Tuesday, March 15, 2011

Fabulosity

You always hear people say, "Kids are so honest" and "Kids say the cutest things".

Really?!

Because my kids aren't entirely truthful.  In fact, they are downright gifted at bending and twisting the truth to suit their purposes.  And the things they say, while often funny, aren't always that cute.

I think it would be more accurate to say that kids say things that cut to the quick, and strip you of any idea you might be harboring of yourself having anything remotely approaching Fabulosity (don't know if this is a real word, but you know what I mean).  My kids are brutal.  And I choose to believe that the cutting commentary isn't honest.  It's either meant to be funny or mean.  Because if they are saying what they think...then I am not as Fabulous as I like to think.  And I've been wresting with/ceding points to Barbie Girl for too long to let go of my dreams of being Fabulous.

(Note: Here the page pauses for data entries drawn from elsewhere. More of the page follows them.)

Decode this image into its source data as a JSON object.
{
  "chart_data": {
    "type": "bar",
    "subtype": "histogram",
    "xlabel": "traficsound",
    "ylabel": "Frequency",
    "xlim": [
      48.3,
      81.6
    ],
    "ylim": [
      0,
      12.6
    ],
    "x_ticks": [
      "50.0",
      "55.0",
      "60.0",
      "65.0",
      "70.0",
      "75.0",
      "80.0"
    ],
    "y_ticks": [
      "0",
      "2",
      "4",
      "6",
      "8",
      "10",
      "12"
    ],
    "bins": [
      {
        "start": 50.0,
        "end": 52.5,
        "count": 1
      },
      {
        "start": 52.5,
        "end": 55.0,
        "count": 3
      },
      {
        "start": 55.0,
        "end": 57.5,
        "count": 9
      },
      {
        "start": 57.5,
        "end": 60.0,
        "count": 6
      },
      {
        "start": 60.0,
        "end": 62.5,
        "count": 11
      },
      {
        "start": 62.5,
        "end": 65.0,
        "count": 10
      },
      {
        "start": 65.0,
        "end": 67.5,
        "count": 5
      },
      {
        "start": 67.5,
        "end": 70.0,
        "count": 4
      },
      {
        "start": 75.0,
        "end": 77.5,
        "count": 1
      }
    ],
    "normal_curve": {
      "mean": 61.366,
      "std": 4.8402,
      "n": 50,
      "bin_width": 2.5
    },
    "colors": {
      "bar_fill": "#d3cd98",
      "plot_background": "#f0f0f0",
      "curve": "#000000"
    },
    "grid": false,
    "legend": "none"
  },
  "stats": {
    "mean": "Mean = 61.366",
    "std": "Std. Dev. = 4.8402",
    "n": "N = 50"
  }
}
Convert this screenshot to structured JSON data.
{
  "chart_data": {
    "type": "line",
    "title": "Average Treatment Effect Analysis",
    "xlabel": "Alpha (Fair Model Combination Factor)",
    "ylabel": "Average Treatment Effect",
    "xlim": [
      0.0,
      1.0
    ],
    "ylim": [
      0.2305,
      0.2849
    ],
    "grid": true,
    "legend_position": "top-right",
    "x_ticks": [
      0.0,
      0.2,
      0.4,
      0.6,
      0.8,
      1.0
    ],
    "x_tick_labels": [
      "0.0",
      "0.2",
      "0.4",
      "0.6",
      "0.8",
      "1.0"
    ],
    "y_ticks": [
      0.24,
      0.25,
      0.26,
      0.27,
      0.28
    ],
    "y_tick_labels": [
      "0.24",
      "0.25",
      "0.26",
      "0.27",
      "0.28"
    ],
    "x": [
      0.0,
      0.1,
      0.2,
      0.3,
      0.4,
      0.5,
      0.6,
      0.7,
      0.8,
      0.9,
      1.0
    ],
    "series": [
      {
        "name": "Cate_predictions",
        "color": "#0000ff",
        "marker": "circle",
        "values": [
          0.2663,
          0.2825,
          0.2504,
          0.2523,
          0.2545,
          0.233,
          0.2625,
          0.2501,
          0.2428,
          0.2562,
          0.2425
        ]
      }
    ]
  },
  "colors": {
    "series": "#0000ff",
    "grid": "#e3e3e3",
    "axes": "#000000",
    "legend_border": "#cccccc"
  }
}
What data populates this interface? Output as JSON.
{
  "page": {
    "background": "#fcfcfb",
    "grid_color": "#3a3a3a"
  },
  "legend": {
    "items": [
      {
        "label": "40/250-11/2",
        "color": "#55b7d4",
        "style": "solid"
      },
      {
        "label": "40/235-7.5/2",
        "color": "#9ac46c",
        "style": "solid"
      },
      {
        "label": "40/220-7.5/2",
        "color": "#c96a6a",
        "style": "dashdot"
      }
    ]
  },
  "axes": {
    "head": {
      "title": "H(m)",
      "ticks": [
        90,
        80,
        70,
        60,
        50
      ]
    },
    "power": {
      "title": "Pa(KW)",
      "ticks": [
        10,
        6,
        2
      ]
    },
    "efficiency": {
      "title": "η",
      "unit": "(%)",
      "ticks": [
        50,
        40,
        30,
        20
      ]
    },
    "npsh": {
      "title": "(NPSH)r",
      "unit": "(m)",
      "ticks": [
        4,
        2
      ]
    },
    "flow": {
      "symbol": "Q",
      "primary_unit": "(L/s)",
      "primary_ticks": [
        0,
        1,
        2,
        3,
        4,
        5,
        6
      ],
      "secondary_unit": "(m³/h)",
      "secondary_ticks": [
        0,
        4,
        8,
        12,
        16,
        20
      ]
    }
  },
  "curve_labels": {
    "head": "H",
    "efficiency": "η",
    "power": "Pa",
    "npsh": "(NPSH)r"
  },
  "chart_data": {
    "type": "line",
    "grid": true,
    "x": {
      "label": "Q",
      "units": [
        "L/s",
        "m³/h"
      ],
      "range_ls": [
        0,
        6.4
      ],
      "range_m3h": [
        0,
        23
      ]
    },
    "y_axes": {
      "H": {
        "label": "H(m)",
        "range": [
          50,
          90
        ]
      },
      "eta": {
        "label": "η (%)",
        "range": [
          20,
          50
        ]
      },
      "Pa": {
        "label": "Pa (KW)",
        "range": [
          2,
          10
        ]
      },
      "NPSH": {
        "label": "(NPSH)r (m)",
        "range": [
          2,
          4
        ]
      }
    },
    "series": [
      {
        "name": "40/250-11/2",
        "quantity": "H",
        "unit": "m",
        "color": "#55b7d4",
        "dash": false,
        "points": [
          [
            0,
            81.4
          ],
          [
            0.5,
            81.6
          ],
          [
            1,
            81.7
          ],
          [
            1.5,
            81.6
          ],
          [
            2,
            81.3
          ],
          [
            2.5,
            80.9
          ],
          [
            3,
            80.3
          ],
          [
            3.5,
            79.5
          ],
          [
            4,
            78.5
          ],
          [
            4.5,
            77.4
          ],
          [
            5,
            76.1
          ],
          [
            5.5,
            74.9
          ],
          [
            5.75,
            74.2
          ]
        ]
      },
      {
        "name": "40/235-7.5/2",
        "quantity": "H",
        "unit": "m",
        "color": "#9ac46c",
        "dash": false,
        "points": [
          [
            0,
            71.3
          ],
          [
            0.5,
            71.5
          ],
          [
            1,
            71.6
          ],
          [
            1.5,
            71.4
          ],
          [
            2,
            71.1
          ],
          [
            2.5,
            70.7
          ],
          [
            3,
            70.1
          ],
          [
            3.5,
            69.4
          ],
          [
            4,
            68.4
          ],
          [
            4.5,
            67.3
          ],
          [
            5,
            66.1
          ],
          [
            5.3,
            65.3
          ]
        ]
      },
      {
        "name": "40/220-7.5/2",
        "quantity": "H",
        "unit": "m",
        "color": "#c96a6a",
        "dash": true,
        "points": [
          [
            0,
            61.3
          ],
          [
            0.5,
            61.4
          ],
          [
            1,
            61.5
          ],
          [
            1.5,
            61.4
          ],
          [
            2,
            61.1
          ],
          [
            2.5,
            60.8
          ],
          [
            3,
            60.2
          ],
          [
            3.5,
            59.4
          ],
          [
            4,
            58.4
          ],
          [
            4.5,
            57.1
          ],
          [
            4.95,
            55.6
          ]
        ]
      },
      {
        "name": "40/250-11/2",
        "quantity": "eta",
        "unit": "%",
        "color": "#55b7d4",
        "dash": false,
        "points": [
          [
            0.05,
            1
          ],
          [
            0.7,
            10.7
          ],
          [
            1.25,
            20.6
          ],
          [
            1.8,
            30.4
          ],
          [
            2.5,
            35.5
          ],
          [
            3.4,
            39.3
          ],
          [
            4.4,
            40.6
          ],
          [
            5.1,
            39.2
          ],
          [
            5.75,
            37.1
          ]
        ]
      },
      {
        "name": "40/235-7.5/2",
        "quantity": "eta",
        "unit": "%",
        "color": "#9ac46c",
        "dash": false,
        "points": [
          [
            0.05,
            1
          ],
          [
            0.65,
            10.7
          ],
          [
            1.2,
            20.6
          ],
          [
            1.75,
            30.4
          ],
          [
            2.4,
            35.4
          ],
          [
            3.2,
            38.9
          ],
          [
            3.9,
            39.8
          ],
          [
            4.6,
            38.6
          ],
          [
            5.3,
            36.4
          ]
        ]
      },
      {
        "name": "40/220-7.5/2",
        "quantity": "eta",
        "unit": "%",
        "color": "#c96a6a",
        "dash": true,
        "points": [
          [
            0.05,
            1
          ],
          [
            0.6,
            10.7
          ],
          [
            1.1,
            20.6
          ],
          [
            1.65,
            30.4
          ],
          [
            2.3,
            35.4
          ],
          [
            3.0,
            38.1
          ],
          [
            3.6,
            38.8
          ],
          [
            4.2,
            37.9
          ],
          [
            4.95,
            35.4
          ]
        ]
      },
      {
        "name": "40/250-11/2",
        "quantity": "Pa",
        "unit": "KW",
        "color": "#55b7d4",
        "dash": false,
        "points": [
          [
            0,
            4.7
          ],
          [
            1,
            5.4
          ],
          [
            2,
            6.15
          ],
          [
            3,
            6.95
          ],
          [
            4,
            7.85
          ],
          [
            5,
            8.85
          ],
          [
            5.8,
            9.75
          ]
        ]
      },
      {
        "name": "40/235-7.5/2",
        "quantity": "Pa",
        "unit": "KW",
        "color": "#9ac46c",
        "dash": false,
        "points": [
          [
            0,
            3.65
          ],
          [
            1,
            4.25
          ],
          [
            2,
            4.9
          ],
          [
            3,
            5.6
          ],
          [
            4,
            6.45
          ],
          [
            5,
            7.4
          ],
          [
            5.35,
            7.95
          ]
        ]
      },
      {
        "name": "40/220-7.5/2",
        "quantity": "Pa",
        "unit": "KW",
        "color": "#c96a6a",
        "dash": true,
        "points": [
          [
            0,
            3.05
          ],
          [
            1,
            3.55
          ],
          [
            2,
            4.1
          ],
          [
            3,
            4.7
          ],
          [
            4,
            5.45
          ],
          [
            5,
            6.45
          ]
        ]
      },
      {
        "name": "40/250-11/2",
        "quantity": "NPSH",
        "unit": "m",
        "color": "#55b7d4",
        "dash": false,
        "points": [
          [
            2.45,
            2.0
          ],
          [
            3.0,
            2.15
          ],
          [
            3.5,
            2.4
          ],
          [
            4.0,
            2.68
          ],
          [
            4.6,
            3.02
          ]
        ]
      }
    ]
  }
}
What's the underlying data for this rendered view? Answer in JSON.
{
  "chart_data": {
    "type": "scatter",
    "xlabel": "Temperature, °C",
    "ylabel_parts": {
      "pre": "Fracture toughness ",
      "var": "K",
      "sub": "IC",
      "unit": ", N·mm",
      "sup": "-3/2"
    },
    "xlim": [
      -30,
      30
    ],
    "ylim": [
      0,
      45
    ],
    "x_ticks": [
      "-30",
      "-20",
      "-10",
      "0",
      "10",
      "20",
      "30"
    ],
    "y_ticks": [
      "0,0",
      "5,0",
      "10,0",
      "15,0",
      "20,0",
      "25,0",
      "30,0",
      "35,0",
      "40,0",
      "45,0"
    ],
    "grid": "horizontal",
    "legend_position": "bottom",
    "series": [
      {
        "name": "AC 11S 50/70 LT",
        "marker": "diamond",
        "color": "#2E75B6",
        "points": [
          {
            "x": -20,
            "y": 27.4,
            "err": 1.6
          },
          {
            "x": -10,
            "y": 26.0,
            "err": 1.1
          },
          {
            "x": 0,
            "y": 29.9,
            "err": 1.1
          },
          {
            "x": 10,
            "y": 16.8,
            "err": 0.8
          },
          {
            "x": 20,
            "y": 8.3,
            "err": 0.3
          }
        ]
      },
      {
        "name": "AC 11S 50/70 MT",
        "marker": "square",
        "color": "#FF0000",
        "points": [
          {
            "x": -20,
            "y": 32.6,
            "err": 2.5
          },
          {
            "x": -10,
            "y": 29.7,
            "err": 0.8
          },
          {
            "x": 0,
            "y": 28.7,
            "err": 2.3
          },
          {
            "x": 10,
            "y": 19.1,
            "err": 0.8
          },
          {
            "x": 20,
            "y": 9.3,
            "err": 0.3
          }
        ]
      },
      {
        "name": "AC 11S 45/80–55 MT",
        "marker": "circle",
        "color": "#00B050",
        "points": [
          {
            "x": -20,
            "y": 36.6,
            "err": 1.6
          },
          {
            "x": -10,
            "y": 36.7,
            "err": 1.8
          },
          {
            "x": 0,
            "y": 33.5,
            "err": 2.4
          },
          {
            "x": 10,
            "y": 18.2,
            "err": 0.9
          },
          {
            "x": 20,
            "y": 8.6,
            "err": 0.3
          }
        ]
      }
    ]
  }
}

The following are only a few examples of the tender nuggets of "honesty" my kids have dropped in the past week:


  • Delivered by Drama, after I descended the stairs ready to go out for the evening: "Mama!  You look so nice!!  You can hardly even see your eye crinkles!!  You know, you should put on make-up like that Every Day."  Ouch.
  • As said by Trouble, in a big crowd of mommies walking their preschoolers to the elevator after ice skating class: "It's Okay, Mama!"  to which I reply, "What's okay?"  the cheeky little turd turns back to me with a devilish grin and says, "It's Okay about your Great Big Butt!"  and then she turned and ran down the ramp all the way to elevator laughing maniacally.  Don't think the entire crowd of miniature, pocket-sized Asian mommies who could seriously swap underpants with my 6 year old, weren't checking out my backside with great empathy and sad eyes.  
  • Once again, Trouble, proving why she has earned her moniker: "I don't know how towel got there"  Said towel was a fluffy white heavy Egyptian hand towel from my bathroom...soaked in pine cleaning solution (bright yellow) and lying in the middle of her playroom.  Hmmmm.  Change tactics.  "Hey, Trouble...did you clean your playroom by yourself?"  Happy grin of pride. "Yes, Mama!  Did I do a good job?"  I turn and walk into the utility room where I find 4 bottles of cleaning product on the floor, open.  A pile of my best bath linen pulled out of the laundry basket waiting for destruction.  Big Talk about dangers of chemicals and how I appreciate her "help", she cannot do that.  I confess to actually asking her if she wants to be a maid when she grows up.  Shocked eyes and then, a "NO!". I actually think she was playing Cinderella.  That's what I get for leaving her alone in the playroom to go upstairs and cover my "crinkly eyes".  
  • Drama, in all seriousness: "Mama, when I grow up, will my skin start to pull off and have dents in it, too?"  This is why you do not shower with your children after they are capable of speaking.  And I've recently adopted a Pants Policy.  I don't let my kids see me without pants.  My ego can't take it.
  • Reviewing our passport photos on Sunday.  Drama: "Wow mom.  That's when you were young and pretty."  I felt obligated to point out that the photo was taken JUST before I found out I was pregnant with her.  I've gotten progressively less Young and Pretty since.  Thanks, Girls.
I remember hearing when I was pregnant with Drama that you can tell if you are having a girl because the baby will "steal your beauty" and you look exhausted and terrible through your pregnancy.  True Dat (at least for me).  The tough thing is that I think they continue to steal it.  Or maybe it's just that being sleep deprived for nearly 7 years coupled with snarky, soul-sucking, Ego-decimating commentary has crushed me??

Yesterday I was having a coffee and conversation with a girlfriend and the subject of Aging Gracefully came up.  We debated and discussed all manner of plastic surgery, injectibles, obsessive exercise, diet, and then....my friend dropped a bomb on me.  She said, "You know, we're pretty much at the crest right now.  We're probably never going to look better than we do right now".  So, basically...we have to decide what we're willing to accept and what we're going to try to fight.  But I recognize that all manner of interference with the aging process will have repercussions.  You can look young (Joan Rivers) but it means you also look kind of freaky and like a cat.  You can have body parts rearranged, lifted, sucked, pulled...but gravity is not going anywhere. So, it's a slippery slope.  You can start injectibles (and seriously, Jennifer Aniston looks about 25 and she smokes so don't tell me that's all Good Genes), but once you start how do you stop??  The wrinkles disappear and then they are back if you quit...and worse!  I don't have an answer.  My official opinion on record is that I think people should do what makes them happy and feel good about themselves.  If they can afford it, go for it.   Once again Stay Tuned.  At this rate, my kids should be the Advance Team for a plastic surgeon....and they've got me pondering any number of procedures.  Course The Husband would be horrified.  

For now, I'm getting my Fabulosity in the form of Shoes and Handbags.  But I'm wearing Pants and Make-up.  You Know It.